The UK procurement landscape is undergoing a profound transformation. With the new Procurement Act in February 2025 and companies experimenting with large language models (LLMs or “generative AI”) in bid writing, buyers are changing how they design and assess tenders in a way which creates challenges and opportunities for organisations looking to secure new contracts.

A New Procurement Reality

The new Procurement Act focus on "Most Advantageous Tenders" rather than lowest cost, with greater emphasis on social value and SME accessibility. Simultaneously, LLMs have infiltrated the bidding process, producing generic content or making mistakes that compromise buyers’ ability to identify capable, safe providers delivering quality care.

How Councils Are Responding

The procurement landscape is evolving rapidly as councils implement innovative strategies to ensure they partner with genuinely capable care providers. These approaches go far beyond basic anti-plagiarism software and disclosure requirements.

Councils in the Southwest and Midlands have completely redesigned how they ask care tender questions by focussing on real world experience. One by requiring all responses to be written as anonymised real life case studies; and another by asking you to respond to questions in the context of pre-supplied pen portraits. Bidders must demonstrate professional judgement and capability through actual examples of care delivery, contract management, reporting, and safeguarding. This approach forces organisations to showcase genuine experience rather than theoretical approaches, provides practical insight into personalised care methods, and makes it nearly impossible to use AI-generated content.

We’re also witnessing more presentation-based assessment, both in-person and pre-recorded. This approach is powerful as it allows councils to hear directly from those running contracts, removing reliance on generic written content, leverages widely available smartphone technology for accessibility, and provides authentic insights into an organisation's culture that simply can't be replicated by AI.

Some councils are placing greater emphasis

on CQC ratings and inspection results for quality validation. While this approach has merit in externalising assessment to professional inspectors, it comes with limitations. Current backlogs in initial inspections and reinspections mean data isn't always current, newer organisations may be disadvantaged, and overly strict requirements could exclude innovative providers who bring fresh approaches.

What This Means for Care Providers

The implications for care organisations are clear and compelling.

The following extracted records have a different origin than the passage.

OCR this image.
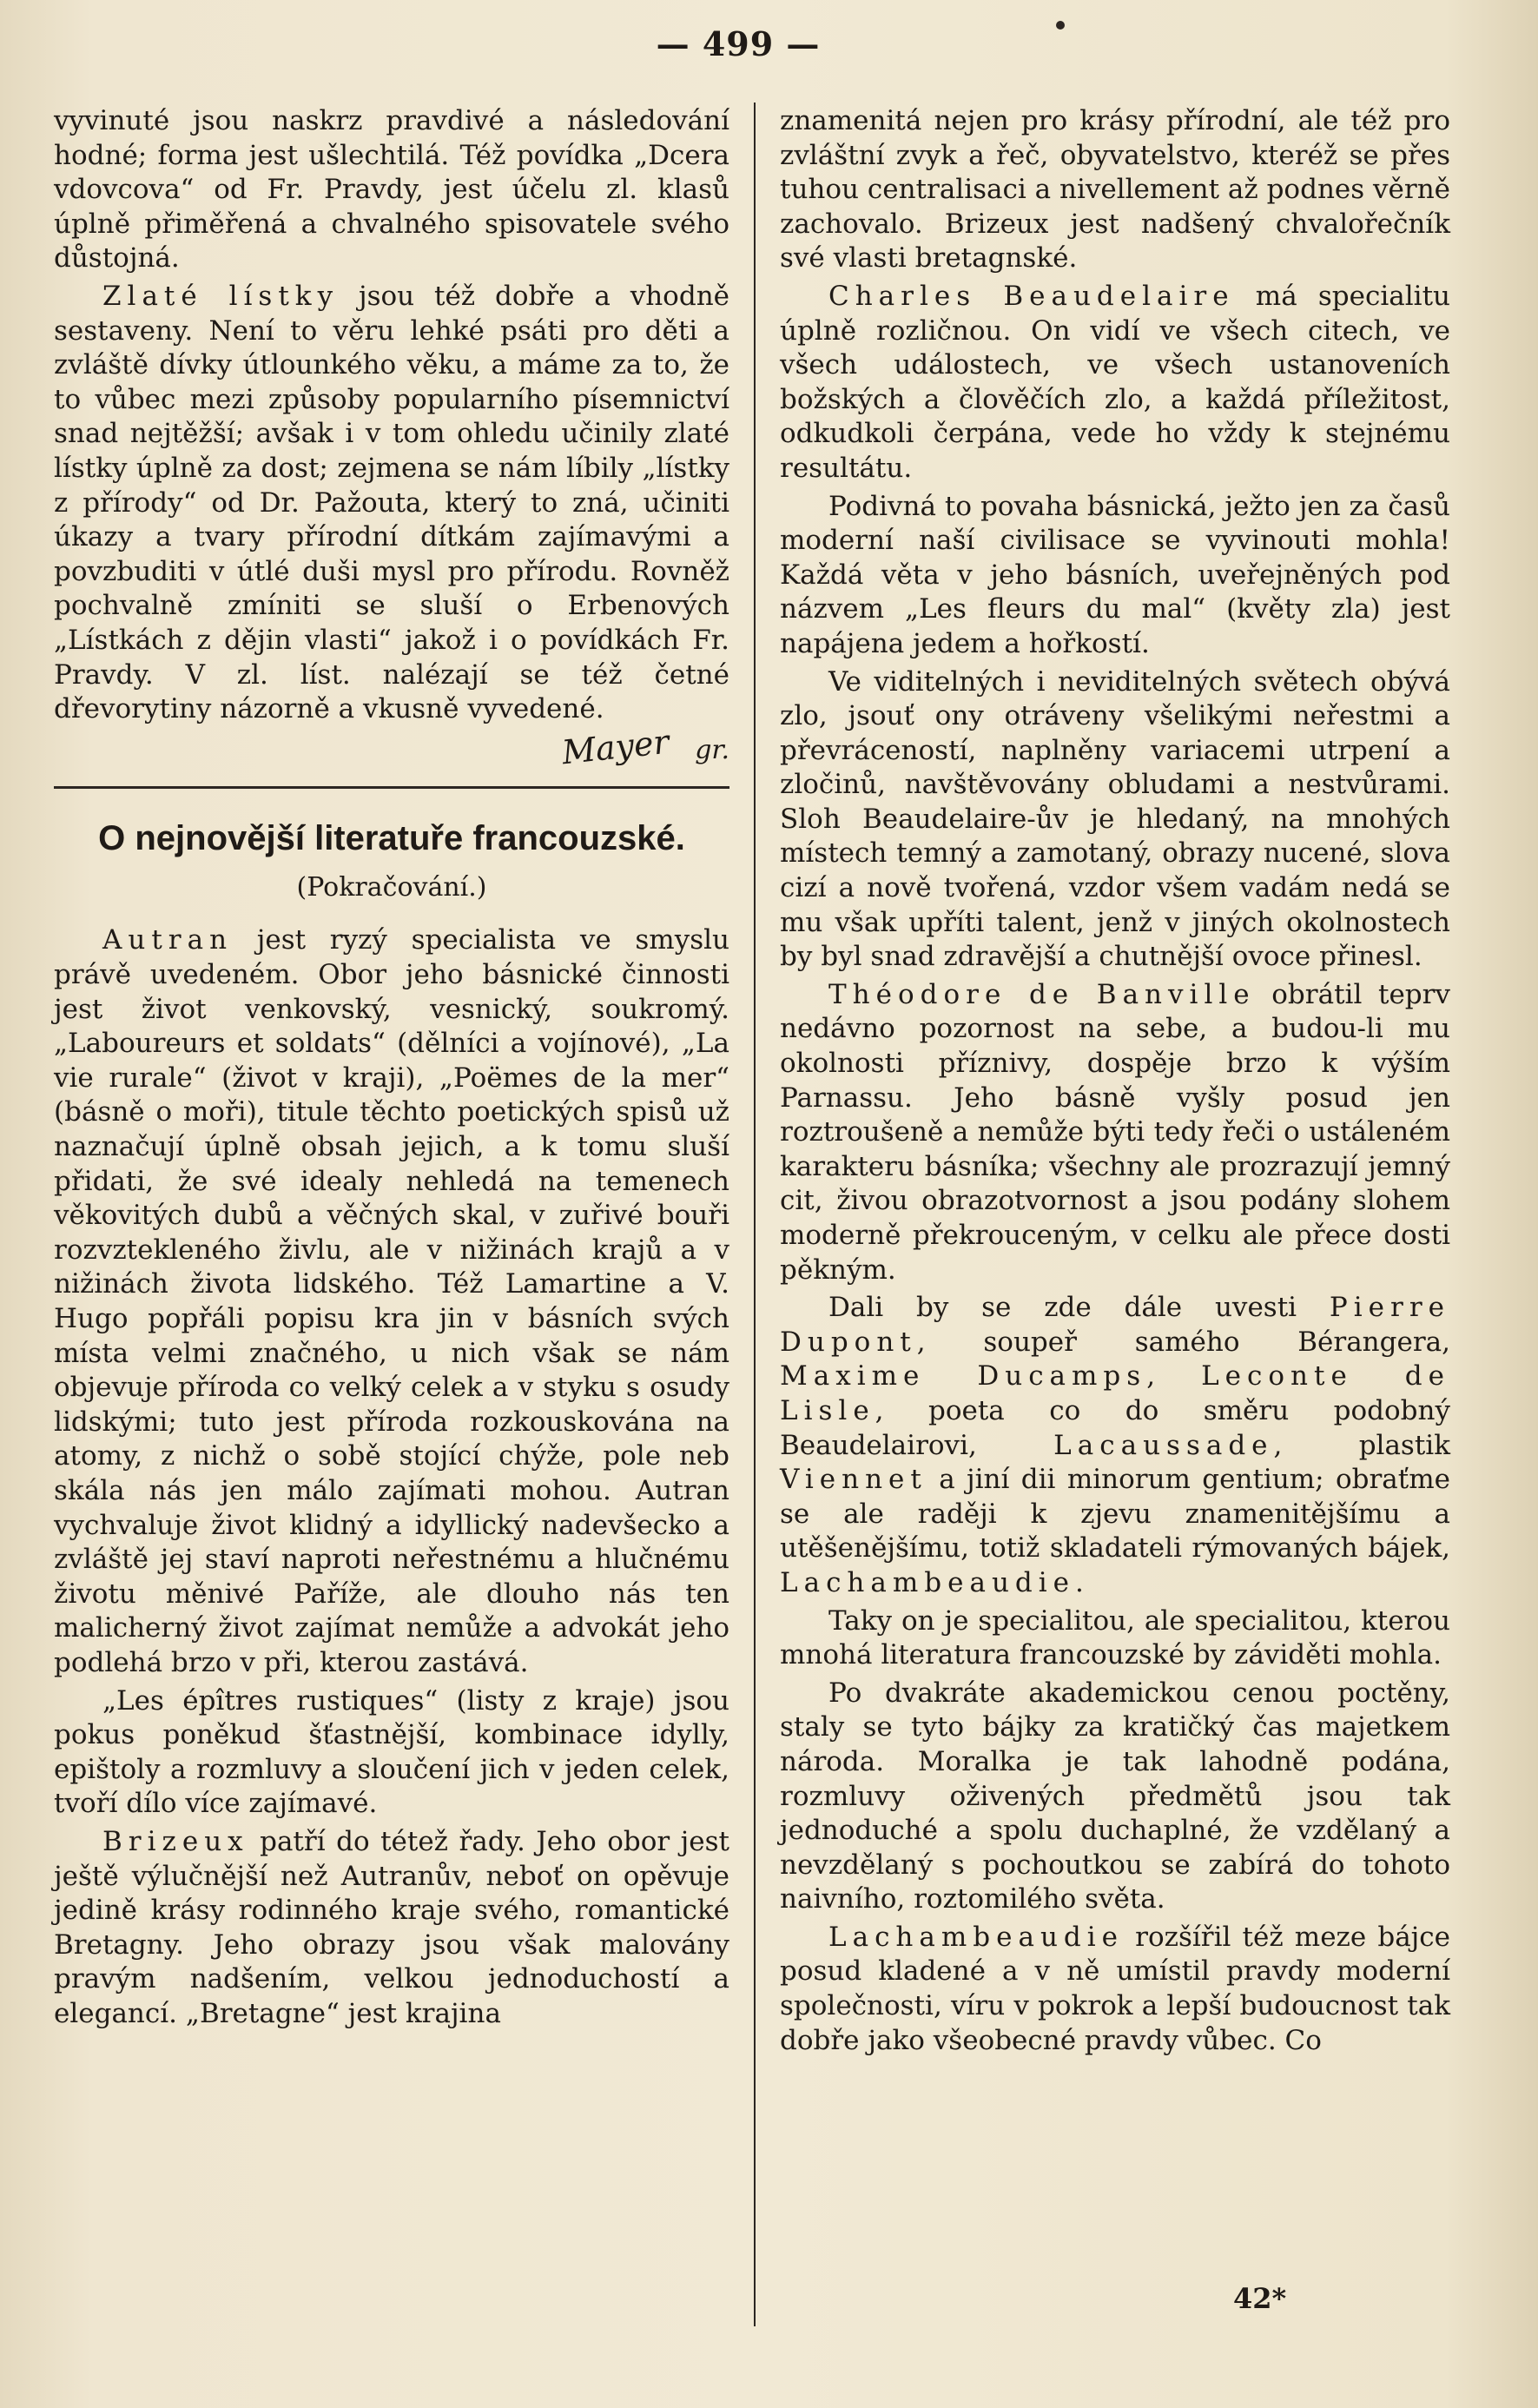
— 499 —

vyvinuté jsou naskrz pravdivé a následování hodné; forma jest ušlechtilá. Též povídka „Dcera vdovcova“ od Fr. Pravdy, jest účelu zl. klasů úplně přiměřená a chvalného spisovatele svého důstojná.

Zlaté lístky jsou též dobře a vhodně sestaveny. Není to věru lehké psáti pro děti a zvláště dívky útlounkého věku, a máme za to, že to vůbec mezi způsoby popularního písemnictví snad nejtěžší; avšak i v tom ohledu učinily zlaté lístky úplně za dost; zejmena se nám líbily „lístky z přírody“ od Dr. Pažouta, který to zná, učiniti úkazy a tvary přírodní dítkám zajímavými a povzbuditi v útlé duši mysl pro přírodu. Rovněž pochvalně zmíniti se sluší o Erbenových „Lístkách z dějin vlasti“ jakož i o povídkách Fr. Pravdy. V zl. líst. nalézají se též četné dřevorytiny názorně a vkusně vyvedené.

Mayer gr.
O nejnovější literatuře francouzské.
(Pokračování.)

Autran jest ryzý specialista ve smyslu právě uvedeném. Obor jeho básnické činnosti jest život venkovský, vesnický, soukromý. „Laboureurs et soldats“ (dělníci a vojínové), „La vie rurale“ (život v kraji), „Poëmes de la mer“ (básně o moři), titule těchto poetických spisů už naznačují úplně obsah jejich, a k tomu sluší přidati, že své idealy nehledá na temenech věkovitých dubů a věčných skal, v zuřivé bouři rozvztekleného živlu, ale v nižinách krajů a v nižinách života lidského. Též Lamartine a V. Hugo popřáli popisu kra jin v básních svých místa velmi značného, u nich však se nám objevuje příroda co velký celek a v styku s osudy lidskými; tuto jest příroda rozkouskována na atomy, z nichž o sobě stojící chýže, pole neb skála nás jen málo zajímati mohou. Autran vychvaluje život klidný a idyllický nadevšecko a zvláště jej staví naproti neřestnému a hlučnému životu měnivé Paříže, ale dlouho nás ten malicherný život zajímat nemůže a advokát jeho podlehá brzo v při, kterou zastává.

„Les épîtres rustiques“ (listy z kraje) jsou pokus poněkud šťastnější, kombinace idylly, epištoly a rozmluvy a sloučení jich v jeden celek, tvoří dílo více zajímavé.

Brizeux patří do tétež řady. Jeho obor jest ještě výlučnější než Autranův, neboť on opěvuje jedině krásy rodinného kraje svého, romantické Bretagny. Jeho obrazy jsou však malovány pravým nadšením, velkou jednoduchostí a elegancí. „Bretagne“ jest krajina

znamenitá nejen pro krásy přírodní, ale též pro zvláštní zvyk a řeč, obyvatelstvo, kteréž se přes tuhou centralisaci a nivellement až podnes věrně zachovalo. Brizeux jest nadšený chvalořečník své vlasti bretagnské.

Charles Beaudelaire má specialitu úplně rozličnou. On vidí ve všech citech, ve všech událostech, ve všech ustanoveních božských a člověčích zlo, a každá příležitost, odkudkoli čerpána, vede ho vždy k stejnému resultátu.

Podivná to povaha básnická, ježto jen za časů moderní naší civilisace se vyvinouti mohla! Každá věta v jeho básních, uveřejněných pod názvem „Les fleurs du mal“ (květy zla) jest napájena jedem a hořkostí.

Ve viditelných i neviditelných světech obývá zlo, jsouť ony otráveny všelikými neřestmi a převráceností, naplněny variacemi utrpení a zločinů, navštěvovány obludami a nestvůrami. Sloh Beaudelaire-ův je hledaný, na mnohých místech temný a zamotaný, obrazy nucené, slova cizí a nově tvořená, vzdor všem vadám nedá se mu však upříti talent, jenž v jiných okolnostech by byl snad zdravější a chutnější ovoce přinesl.

Théodore de Banville obrátil teprv nedávno pozornost na sebe, a budou-li mu okolnosti příznivy, dospěje brzo k výším Parnassu. Jeho básně vyšly posud jen roztroušeně a nemůže býti tedy řeči o ustáleném karakteru básníka; všechny ale prozrazují jemný cit, živou obrazotvornost a jsou podány slohem moderně překrouceným, v celku ale přece dosti pěkným.

Dali by se zde dále uvesti Pierre Dupont, soupeř samého Bérangera, Maxime Ducamps, Leconte de Lisle, poeta co do směru podobný Beaudelairovi, Lacaussade, plastik Viennet a jiní dii minorum gentium; obraťme se ale raději k zjevu znamenitějšímu a utěšenějšímu, totiž skladateli rýmovaných bájek, Lachambeaudie.

Taky on je specialitou, ale specialitou, kterou mnohá literatura francouzské by záviděti mohla.

Po dvakráte akademickou cenou poctěny, staly se tyto bájky za kratičký čas majetkem národa. Moralka je tak lahodně podána, rozmluvy oživených předmětů jsou tak jednoduché a spolu duchaplné, že vzdělaný a nevzdělaný s pochoutkou se zabírá do tohoto naivního, roztomilého světa.

Lachambeaudie rozšířil též meze bájce posud kladené a v ně umístil pravdy moderní společnosti, víru v pokrok a lepší budoucnost tak dobře jako všeobecné pravdy vůbec. Co

42*
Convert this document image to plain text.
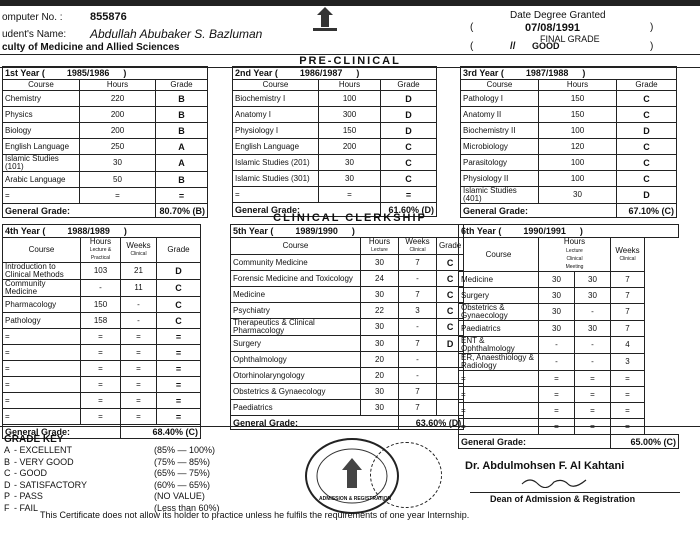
omputer No. : 855876
udent's Name: Abdullah Abubaker S. Bazluman
culty of Medicine and Allied Sciences
Date Degree Granted
(	07/08/1991	)
FINAL GRADE
(	// GOOD	)
PRE-CLINICAL
1st Year ( 1985/1986 )		
Course	Hours	Grade
Chemistry	220	B
Physics	200	B
Biology	200	B
English Language	250	A
Islamic Studies (101)	30	A
Arabic Language	50	B
=	=	=
General Grade:		80.70% (B)
2nd Year ( 1986/1987 )		
Course	Hours	Grade
Biochemistry I	100	D
Anatomy I	300	D
Physiology I	150	D
English Language	200	C
Islamic Studies (201)	30	C
Islamic Studies (301)	30	C
=	=	=
General Grade:		61.60% (D)
3rd Year ( 1987/1988 )		
Course	Hours	Grade
Pathology I	150	C
Anatomy II	150	C
Biochemistry II	100	D
Microbiology	120	C
Parasitology	100	C
Physiology II	100	C
Islamic Studies (401)	30	D
General Grade:		67.10% (C)
CLINICAL CLERKSHIP
4th Year ( 1988/1989 )			
Course	Hours
Lecture & Practical	Weeks
Clinical	Grade
Introduction to Clinical Methods	103	21	D
Community Medicine	-	11	C
Pharmacology	150	-	C
Pathology	158	-	C
=	=	=	=
=	=	=	=
=	=	=	=
=	=	=	=
=	=	=	=
=	=	=	=
General Grade:		68.40% (C)	
5th Year ( 1989/1990 )			
Course	Hours
Lecture	Weeks
Clinical	Grade
Community Medicine	30	7	C
Forensic Medicine and Toxicology	24	-	C
Medicine	30	7	C
Psychiatry	22	3	C
Therapeutics & Clinical Pharmacology	30	-	C
Surgery	30	7	D
Ophthalmology	20	-	
Otorhinolaryngology	20	-	
Obstetrics & Gynaecology	30	7	
Paediatrics	30	7	
General Grade:		63.60% (D)	
6th Year ( 1990/1991 )			
Course	Hours
LectureClinical Meeting		Weeks
Clinical

Medicine	30	30	7
Surgery	30	30	7
Obstetrics & Gynaecology	30	-	7
Paediatrics	30	30	7
ENT & Ophthalmology	-	-	4
ER, Anaesthiology & Radiology	-	-	3
=	=	=	=
=	=	=	=
=	=	=	=
=	=	=	=
General Grade:			65.00% (C)
GRADE KEY
A - EXCELLENT	(85% — 100%)
B - VERY GOOD	(75% — 85%)
C - GOOD	(65% — 75%)
D - SATISFACTORY	(60% — 65%)
P - PASS	(NO VALUE)
F - FAIL	(Less than 60%)
ADMISSION & REGISTRATION
Dr. Abdulmohsen F. Al Kahtani
Dean of Admission & Registration
This Certificate does not allow its holder to practice unless he fulfils the requirements of one year Internship.
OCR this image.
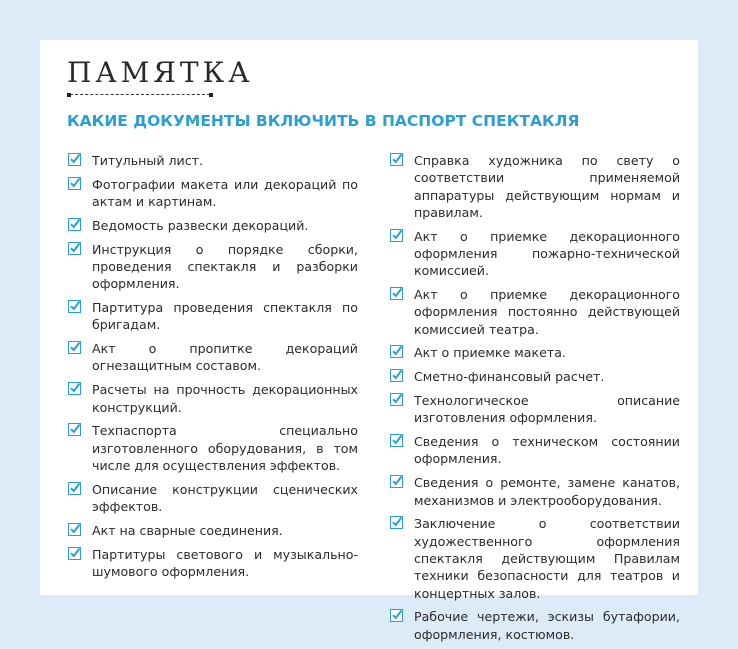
ПАМЯТКА
КАКИЕ ДОКУМЕНТЫ ВКЛЮЧИТЬ В ПАСПОРТ СПЕКТАКЛЯ
Титульный лист.
Фотографии макета или декораций по актам и картинам.
Ведомость развески декораций.
Инструкция о порядке сборки, проведения спектакля и разборки оформления.
Партитура проведения спектакля по бригадам.
Акт о пропитке декораций огнезащитным составом.
Расчеты на прочность декорационных конструкций.
Техпаспорта специально изготовленного оборудования, в том числе для осуществления эффектов.
Описание конструкции сценических эффектов.
Акт на сварные соединения.
Партитуры светового и музыкально-шумового оформления.
Справка художника по свету о соответствии применяемой аппаратуры действующим нормам и правилам.
Акт о приемке декорационного оформления пожарно-технической комиссией.
Акт о приемке декорационного оформления постоянно действующей комиссией театра.
Акт о приемке макета.
Сметно-финансовый расчет.
Технологическое описание изготовления оформления.
Сведения о техническом состоянии оформления.
Сведения о ремонте, замене канатов, механизмов и электрооборудования.
Заключение о соответствии художественного оформления спектакля действующим Правилам техники безопасности для театров и концертных залов.
Рабочие чертежи, эскизы бутафории, оформления, костюмов.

In this new procurement environment, your authentic stories and experiences are your most valuable assets. Whether responding to case-study based questions, providing evidence of past delivery, or creating video presentations, the truth about how you deliver care is what will win you contracts.

The combined changes from the Procurement Act and council responses to AI mean that storytelling is an essential part of submitting a compliant bid. Organisations that can effectively communicate their real-world experiences, problem-solving approaches, and care philosophies will thrive in this new landscape.

To successfully navigate this evolving environment, focus on authentically representing your capabilities and share meaningful examples of your work. This will position you for sustainable success in securing the contracts that allow you to deliver highquality care.